Department of Biomedical Informatics, Columbia University, New York, NY 10032, USA; New York Genome Center, New York, NY 10013, USA.
Department of Computer Science, Brown University, Providence, RI 02912, USA.
Cell. 2024 Nov 14;187(23):6537-6549.e10. doi: 10.1016/j.cell.2024.09.012. Epub 2024 Oct 2.

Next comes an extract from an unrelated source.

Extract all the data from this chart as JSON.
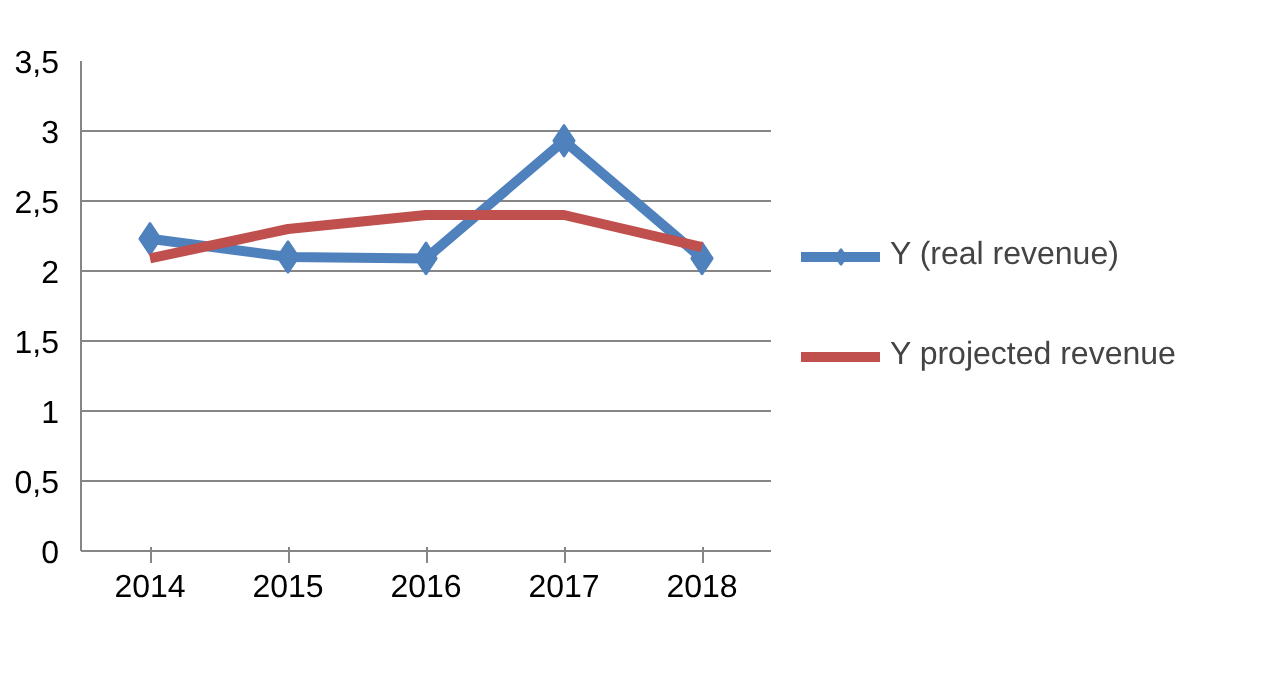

The increase in publicly available human single-cell datasets, encompassing millions of cells from many donors, has significantly enhanced our understanding of complex biological processes. However, the accessibility of these datasets raises significant privacy concerns. Due to the inherent noise in single-cell measurements and the scarcity of population-scale single-cell datasets, recent private information quantification studies have focused on bulk gene expression data sharing. To address this gap, we demonstrate that individuals in single-cell gene expression datasets are vulnerable to linking attacks, where attackers can infer their sensitive phenotypic information using publicly available tissue or cell-type-specific expression quantitative trait loci (eQTLs) information. We further develop a method for genotype prediction and genotype-phenotype linking that remains effective without relying on eQTL information. We show that variants from one study can be exploited to uncover private information about individuals in another study.
公开可用的人类单细胞数据集的增加,涵盖了来自许多供体的数百万个细胞,极大地提高了我们对复杂生物过程的理解。然而,这些数据集的可访问性引发了重大的隐私问题。由于单细胞测量中的固有噪声和群体规模单细胞数据集的稀缺性,最近的私人信息量化研究集中在批量基因表达数据共享上。为了解决这一差距,我们证明单细胞基因表达数据集中的个体容易受到链接攻击,攻击者可以使用公开的组织或细胞类型特异性表达数量性状基因座 (eQTL) 信息来推断他们的敏感表型信息。我们进一步开发了一种基因型预测和基因型-表型链接的方法,无需依赖 eQTL 信息即可保持有效性。我们表明,一项研究中的变体可被利用来揭示另一项研究中个体的私人信息。